Pre-tax income rose by 15 per cent year-on-year to $8.4bn (£5.8bn), with net income rising 30 per cent to a record $6.9bn, the bank said.
Earnings per share rose by 38 per cent to $0.62, above the $0.59 predicted by analysts according to consensus expectations. Return on equity for average shareholders was 10.8 per cent.
Net interest income rose by $550m thanks to "benefits from higher interest rates". The bank's equities and asset management divisions were behind a three per cent increase in non-interest income to $11.5bn.
Why it's interesting
Economists and investors have been looking to Wall Street earnings to deliver them from the doldrums of trade war fears and equity market volatility. The big banks have given it their best shot so far, with BAML adding to profit rises at JP Morgan Chase, Citigroup and Wells Fargo.
The banks have benefited from strong economic growth in their home market and a pick-up in world trade, while higher interest rates from the Federal Reserve have improved margins on lending.
However, BAML's trading division failed to capitalise on increased volatility on global markets in the first quarter which was expected to boost profits. Fixed income, currencies and commodities sales and trading revenues fell by 13 per cent, with BAML blaming "lower activity and less favorable marketsin credit-related products".

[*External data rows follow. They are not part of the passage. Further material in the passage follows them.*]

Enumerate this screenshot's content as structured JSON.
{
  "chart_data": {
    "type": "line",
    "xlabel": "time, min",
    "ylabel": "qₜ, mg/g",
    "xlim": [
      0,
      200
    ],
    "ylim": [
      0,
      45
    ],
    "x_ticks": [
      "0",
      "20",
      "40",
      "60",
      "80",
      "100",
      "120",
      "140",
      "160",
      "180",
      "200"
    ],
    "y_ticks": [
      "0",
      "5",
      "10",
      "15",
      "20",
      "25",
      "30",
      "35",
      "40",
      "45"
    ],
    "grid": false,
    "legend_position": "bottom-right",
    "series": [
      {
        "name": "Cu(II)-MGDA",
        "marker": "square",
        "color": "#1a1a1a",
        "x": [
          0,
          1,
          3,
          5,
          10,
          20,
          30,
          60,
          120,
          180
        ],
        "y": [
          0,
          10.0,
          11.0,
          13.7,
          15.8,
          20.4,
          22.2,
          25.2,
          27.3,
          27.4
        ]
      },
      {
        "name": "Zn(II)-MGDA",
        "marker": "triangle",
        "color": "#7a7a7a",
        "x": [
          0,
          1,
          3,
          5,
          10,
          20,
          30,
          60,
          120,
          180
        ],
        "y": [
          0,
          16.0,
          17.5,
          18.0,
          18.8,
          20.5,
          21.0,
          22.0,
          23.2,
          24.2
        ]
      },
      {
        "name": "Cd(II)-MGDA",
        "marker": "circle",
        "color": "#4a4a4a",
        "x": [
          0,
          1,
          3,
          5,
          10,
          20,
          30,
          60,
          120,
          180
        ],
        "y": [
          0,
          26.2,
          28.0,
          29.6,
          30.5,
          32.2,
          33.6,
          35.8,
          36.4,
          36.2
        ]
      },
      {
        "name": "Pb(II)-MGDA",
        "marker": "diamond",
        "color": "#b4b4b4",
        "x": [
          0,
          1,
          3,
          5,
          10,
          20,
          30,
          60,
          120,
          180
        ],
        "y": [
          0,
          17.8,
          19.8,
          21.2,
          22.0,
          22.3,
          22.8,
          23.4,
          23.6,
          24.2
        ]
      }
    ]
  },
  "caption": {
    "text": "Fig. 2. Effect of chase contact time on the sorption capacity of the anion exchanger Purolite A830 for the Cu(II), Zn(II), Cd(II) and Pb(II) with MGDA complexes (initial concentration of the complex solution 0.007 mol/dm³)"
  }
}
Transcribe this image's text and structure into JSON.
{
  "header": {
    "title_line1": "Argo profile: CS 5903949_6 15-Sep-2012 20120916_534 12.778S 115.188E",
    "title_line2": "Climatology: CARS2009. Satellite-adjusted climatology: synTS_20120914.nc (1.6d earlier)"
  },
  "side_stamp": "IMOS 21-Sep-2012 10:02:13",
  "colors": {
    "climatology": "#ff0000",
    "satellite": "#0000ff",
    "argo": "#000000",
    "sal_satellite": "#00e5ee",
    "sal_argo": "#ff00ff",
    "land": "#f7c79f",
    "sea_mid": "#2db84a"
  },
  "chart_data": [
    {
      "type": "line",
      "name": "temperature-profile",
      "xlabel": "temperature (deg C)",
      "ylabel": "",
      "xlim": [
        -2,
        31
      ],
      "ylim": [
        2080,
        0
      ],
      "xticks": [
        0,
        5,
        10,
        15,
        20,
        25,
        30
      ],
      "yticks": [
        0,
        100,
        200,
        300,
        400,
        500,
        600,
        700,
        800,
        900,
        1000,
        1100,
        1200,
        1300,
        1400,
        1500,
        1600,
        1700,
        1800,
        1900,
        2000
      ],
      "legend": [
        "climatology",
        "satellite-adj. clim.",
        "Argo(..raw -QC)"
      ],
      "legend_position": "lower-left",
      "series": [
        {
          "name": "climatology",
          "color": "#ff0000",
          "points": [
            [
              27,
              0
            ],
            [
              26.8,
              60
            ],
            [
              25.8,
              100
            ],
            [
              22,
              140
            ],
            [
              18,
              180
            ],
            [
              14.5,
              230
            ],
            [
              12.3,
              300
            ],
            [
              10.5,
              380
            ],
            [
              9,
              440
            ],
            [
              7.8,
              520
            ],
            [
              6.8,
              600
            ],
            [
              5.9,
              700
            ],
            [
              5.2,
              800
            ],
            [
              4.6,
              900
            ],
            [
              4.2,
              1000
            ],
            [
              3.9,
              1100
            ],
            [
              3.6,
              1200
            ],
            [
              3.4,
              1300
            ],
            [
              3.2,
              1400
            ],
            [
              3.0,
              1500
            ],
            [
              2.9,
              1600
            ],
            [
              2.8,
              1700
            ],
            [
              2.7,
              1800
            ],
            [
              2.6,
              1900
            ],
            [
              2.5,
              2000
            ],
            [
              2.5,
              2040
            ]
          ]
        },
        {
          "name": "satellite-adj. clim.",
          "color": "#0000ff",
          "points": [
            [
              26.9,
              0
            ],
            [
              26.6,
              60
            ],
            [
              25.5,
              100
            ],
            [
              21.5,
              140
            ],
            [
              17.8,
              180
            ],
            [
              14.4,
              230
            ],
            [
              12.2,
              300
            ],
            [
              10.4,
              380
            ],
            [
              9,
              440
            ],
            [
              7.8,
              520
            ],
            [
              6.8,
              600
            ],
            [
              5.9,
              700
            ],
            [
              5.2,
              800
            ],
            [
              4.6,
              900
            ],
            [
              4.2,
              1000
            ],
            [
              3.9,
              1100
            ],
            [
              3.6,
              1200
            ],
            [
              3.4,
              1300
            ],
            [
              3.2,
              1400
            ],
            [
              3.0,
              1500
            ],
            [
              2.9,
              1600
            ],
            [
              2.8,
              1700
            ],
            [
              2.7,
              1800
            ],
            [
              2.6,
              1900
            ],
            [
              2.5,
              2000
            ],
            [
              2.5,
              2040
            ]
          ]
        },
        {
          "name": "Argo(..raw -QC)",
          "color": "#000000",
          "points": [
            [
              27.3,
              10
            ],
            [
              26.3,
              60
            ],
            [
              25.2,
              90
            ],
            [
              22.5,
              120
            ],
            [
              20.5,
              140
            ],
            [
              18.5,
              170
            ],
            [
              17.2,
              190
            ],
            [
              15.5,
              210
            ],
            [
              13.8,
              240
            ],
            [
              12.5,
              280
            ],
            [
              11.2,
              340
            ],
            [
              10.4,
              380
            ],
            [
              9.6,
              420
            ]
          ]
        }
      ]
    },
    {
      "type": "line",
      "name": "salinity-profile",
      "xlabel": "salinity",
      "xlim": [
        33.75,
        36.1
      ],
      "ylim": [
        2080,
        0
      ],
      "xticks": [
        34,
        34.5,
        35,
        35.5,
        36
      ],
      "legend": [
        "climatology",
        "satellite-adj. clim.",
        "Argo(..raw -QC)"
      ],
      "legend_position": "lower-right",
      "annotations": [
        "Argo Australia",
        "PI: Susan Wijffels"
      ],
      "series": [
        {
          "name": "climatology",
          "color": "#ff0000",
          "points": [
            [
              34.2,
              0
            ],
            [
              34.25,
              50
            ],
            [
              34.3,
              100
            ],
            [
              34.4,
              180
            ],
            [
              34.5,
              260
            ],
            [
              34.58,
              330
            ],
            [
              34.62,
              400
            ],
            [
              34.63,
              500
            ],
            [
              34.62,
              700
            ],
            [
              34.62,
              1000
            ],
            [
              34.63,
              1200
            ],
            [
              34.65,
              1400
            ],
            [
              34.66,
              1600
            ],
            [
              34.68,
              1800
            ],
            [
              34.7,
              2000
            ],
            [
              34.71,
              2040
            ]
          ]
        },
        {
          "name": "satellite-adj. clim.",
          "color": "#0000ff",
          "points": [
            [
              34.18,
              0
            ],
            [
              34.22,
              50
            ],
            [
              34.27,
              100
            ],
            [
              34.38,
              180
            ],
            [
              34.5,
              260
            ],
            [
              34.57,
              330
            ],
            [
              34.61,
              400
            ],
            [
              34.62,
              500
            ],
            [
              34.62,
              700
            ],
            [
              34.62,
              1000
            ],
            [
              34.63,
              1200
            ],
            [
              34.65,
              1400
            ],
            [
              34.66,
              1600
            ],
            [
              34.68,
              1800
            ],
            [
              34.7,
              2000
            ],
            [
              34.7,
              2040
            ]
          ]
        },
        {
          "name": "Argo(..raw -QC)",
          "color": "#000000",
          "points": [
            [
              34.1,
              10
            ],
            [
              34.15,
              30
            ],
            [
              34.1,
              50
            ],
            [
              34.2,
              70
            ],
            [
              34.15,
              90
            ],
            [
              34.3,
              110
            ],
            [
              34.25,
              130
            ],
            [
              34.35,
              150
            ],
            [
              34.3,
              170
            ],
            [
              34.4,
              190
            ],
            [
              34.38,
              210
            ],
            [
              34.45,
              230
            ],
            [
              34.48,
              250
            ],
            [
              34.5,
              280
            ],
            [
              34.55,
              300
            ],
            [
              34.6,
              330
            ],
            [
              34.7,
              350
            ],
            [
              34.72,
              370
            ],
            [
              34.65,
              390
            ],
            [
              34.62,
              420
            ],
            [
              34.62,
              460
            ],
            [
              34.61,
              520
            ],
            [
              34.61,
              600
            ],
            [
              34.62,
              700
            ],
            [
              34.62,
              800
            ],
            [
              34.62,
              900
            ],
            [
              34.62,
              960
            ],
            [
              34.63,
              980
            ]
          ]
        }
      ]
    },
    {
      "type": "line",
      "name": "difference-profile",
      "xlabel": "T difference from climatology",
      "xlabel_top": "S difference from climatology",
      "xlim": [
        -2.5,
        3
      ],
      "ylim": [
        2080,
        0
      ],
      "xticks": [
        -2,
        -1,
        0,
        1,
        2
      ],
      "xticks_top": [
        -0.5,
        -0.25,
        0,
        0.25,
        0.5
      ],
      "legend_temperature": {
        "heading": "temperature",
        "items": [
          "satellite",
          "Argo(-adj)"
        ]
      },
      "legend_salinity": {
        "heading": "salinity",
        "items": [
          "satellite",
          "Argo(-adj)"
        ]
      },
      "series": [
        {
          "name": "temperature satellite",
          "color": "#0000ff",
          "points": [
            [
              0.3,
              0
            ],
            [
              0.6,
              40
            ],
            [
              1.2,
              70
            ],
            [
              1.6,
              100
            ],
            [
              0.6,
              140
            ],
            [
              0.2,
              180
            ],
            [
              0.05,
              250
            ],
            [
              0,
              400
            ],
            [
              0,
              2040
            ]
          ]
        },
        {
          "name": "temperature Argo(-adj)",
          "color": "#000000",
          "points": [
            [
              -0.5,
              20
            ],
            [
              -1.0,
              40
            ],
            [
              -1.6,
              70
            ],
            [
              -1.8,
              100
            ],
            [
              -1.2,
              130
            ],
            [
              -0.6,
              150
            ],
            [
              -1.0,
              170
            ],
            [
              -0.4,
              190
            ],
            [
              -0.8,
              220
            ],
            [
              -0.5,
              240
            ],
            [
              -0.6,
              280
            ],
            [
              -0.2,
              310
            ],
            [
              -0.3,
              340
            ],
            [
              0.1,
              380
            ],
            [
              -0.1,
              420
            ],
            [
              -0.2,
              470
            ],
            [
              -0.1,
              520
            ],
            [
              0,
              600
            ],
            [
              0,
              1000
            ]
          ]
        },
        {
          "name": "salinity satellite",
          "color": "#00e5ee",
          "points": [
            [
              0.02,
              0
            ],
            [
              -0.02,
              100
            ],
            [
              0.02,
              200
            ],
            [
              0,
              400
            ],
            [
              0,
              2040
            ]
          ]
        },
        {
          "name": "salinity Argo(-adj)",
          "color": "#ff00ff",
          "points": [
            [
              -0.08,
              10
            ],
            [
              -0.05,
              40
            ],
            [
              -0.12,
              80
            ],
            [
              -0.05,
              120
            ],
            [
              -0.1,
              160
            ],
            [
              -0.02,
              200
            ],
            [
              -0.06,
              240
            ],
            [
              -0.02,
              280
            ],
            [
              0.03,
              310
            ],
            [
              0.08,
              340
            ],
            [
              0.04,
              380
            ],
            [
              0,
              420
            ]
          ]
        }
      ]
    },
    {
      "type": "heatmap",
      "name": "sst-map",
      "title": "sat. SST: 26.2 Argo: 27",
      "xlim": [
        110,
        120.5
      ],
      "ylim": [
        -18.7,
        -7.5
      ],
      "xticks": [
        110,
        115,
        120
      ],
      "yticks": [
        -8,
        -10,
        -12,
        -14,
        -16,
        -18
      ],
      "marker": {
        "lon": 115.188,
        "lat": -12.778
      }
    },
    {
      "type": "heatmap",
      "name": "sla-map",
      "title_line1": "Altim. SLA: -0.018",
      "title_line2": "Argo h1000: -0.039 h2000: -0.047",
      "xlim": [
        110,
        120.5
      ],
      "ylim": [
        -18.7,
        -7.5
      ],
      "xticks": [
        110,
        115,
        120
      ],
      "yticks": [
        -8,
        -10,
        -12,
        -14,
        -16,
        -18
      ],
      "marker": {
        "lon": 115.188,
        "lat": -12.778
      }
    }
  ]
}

Meanwhile, investment banking fees fell by 15 per cent to $1.4bn for the quarter compared to a strong period last year.
What Bank of America said
Brian Moynihan, BAML's chief executive, said: "Our responsible growth model continues to deliver consistent results. Strong client activity, coupled with a growing global economy and solid US consumer activity, led to record quarterly earnings.
We grew loans in our business segments by $45bn and increased deposits by $41bn. We continue to invest in new capabilities in our mobile banking app, the expansion and renovation of our financial centres, and the hiring of additional client relationship professionals.
He added: "We believe these investments, and our focus on operational excellence, will drive sustainable growth over time.”